Я встаю и подхожу к зеркалу. Должно быть, это качаюсь я, а не зеркало. Мои руки не подводят меня. Завязываю платок. Идеально.

Бартон кладет булавку в мою ладонь.

— Я вспоминаю старые добрые времена, сэр, до того, как вы познакомились в Венеции с графиней. Так вот, к этому времени уже дело было бы в шляпе. Мы бы давно были в пути. Или уже на новом месте, где…

— Все идет по плану, Бартон, верь мне!

Странный призыв из уст мошенника, обращенный к другому мошеннику. Однако мы — союзники. По крайней мере мне всегда так казалось.

— Ведь ты не хочешь пропустить спектакль?

— Не хочу, — сэр.
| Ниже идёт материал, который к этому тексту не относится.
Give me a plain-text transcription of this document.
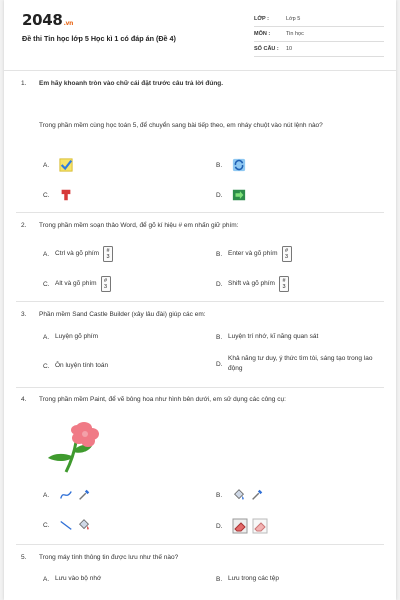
2048.vn
Đề thi Tin học lớp 5 Học kì 1 có đáp án (Đề 4)
LỚP :	Lớp 5
MÔN :	Tin học
SỐ CÂU : 10
1. Em hãy khoanh tròn vào chữ cái đặt trước câu trả lời đúng.
Trong phần mềm cùng học toán 5, để chuyển sang bài tiếp theo, em nháy chuột vào nút lệnh nào?
A.	B.
C.	D.
2. Trong phần mềm soạn thảo Word, để gõ kí hiệu # em nhấn giữ phím:
A. Ctrl và gõ phím #
3	B. Enter và gõ phím #
3
C. Alt và gõ phím #
3	D. Shift và gõ phím #
3
3. Phần mềm Sand Castle Builder (xây lâu đài) giúp các em:
A. Luyện gõ phím	B. Luyện trí nhớ, kĩ năng quan sát
C. Ôn luyện tính toán	D.
Khả năng tư duy, ý thức tìm tòi, sáng tạo trong lao động
4. Trong phần mềm Paint, để vẽ bông hoa như hình bên dưới, em sử dụng các công cụ:
A.	B.
C.	D.
5. Trong máy tính thông tin được lưu như thế nào?
A. Lưu vào bộ nhớ	B. Lưu trong các tệp
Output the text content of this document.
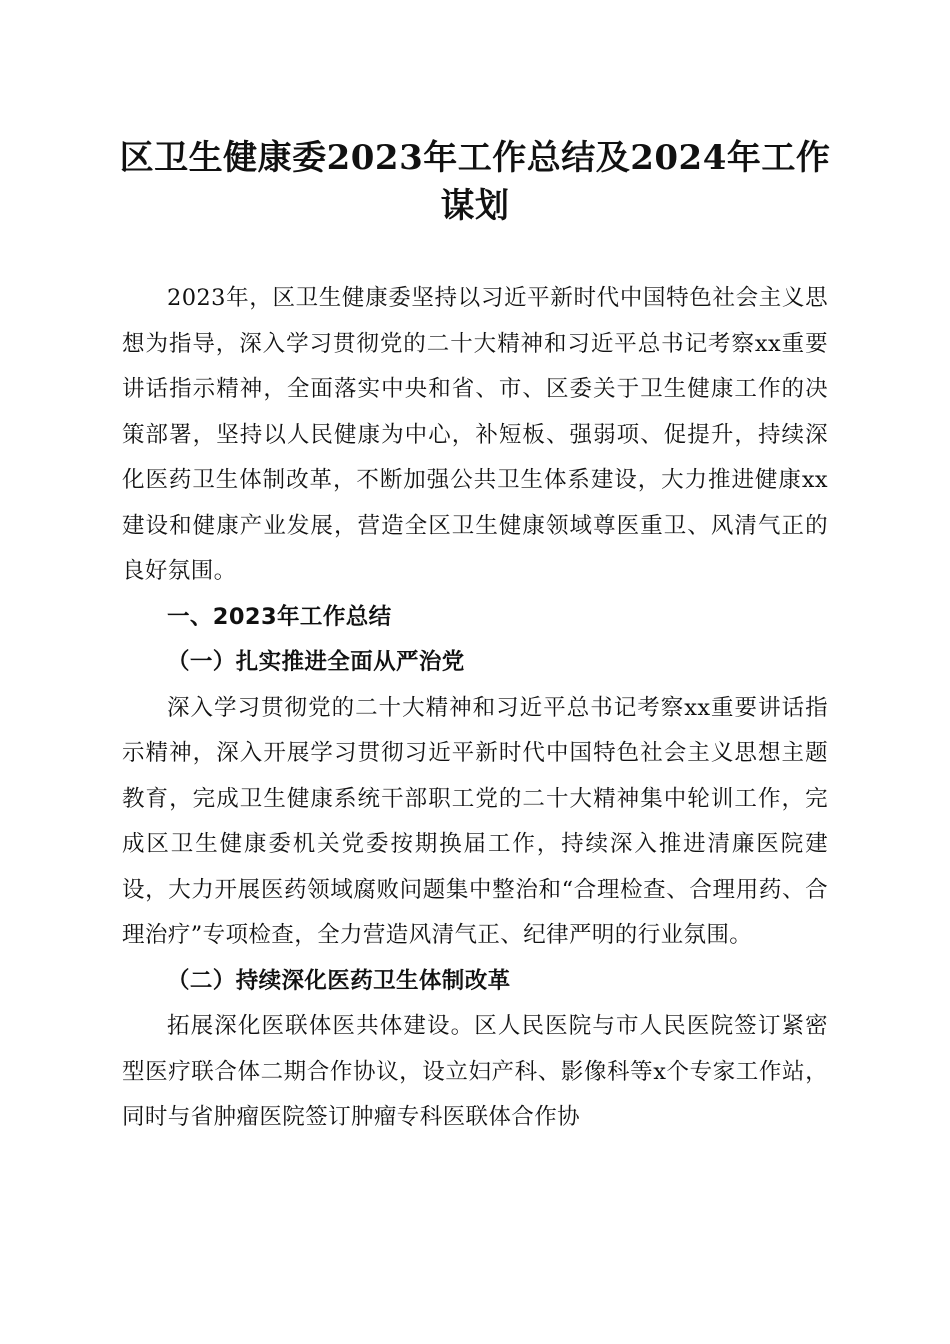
区卫生健康委2023年工作总结及2024年工作
谋划

2023年，区卫生健康委坚持以习近平新时代中国特色社会主义思想为指导，深入学习贯彻党的二十大精神和习近平总书记考察xx重要讲话指示精神，全面落实中央和省、市、区委关于卫生健康工作的决策部署，坚持以人民健康为中心，补短板、强弱项、促提升，持续深化医药卫生体制改革，不断加强公共卫生体系建设，大力推进健康xx建设和健康产业发展，营造全区卫生健康领域尊医重卫、风清气正的良好氛围。

一、2023年工作总结

（一）扎实推进全面从严治党

深入学习贯彻党的二十大精神和习近平总书记考察xx重要讲话指示精神，深入开展学习贯彻习近平新时代中国特色社会主义思想主题教育，完成卫生健康系统干部职工党的二十大精神集中轮训工作，完成区卫生健康委机关党委按期换届工作，持续深入推进清廉医院建设，大力开展医药领域腐败问题集中整治和“合理检查、合理用药、合理治疗”专项检查，全力营造风清气正、纪律严明的行业氛围。

（二）持续深化医药卫生体制改革

拓展深化医联体医共体建设。区人民医院与市人民医院签订紧密型医疗联合体二期合作协议，设立妇产科、影像科等x个专家工作站，同时与省肿瘤医院签订肿瘤专科医联体合作协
Конечно; не хочу. — Он бросает нежный взгляд на фальшивую бороду, аккуратно завязанную на старой подставке для парика, — Понимаю, сэр. А бренди?..

— Часть плана, Бартон. Часть плана.

Я решительно вкалываю булавку в платок.

— Фрак, сэр!

Он помогает мне надеть фрак.

— Благодарю, Бартон.

Я направляюсь к дверям. Превосходно. Я очень доволен собой. Моя походка тверда, как всегда.

— Сэр?

Он протягивает мне что-то черное. Не разберу, что это. У меня немного двоится в глазах.

— Что еще, Бартон?

— Ботинки, сэр.

Я опускаю глаза и вижу ноги в, чулках. Ах да. На ужин джентльмену пристало являться в ботинках.

Обеденный стол красного дерева в гостиной Оттеруэла то опускается, то поднимается. Странно. Издалека я слышу собственный голос. Очень красноречиво рассуждаю о пьесе и актерском мастерстве. Никто и не догадывается, что я пьян. Все внимательно слушают и кивают головами.

Лишь одна дама хранит молчание. Она сидит чуть поодаль, на противоположной стороне стола. Обращаясь ко всем, я не отрываясь смотрю на нее. Стол продолжает качаться, зажженные свечи причудливо прыгают, и только одна она неподвижна, словно Полярная звезда. Я не вижу никого, кроме нее.

Кэролайн. Что же мне делать, что вообще происходит со мной? Точнее, что она делает со мной? И почему она так холодна ко мне? Я нахожу решение. Красного вина. Еще красного вина.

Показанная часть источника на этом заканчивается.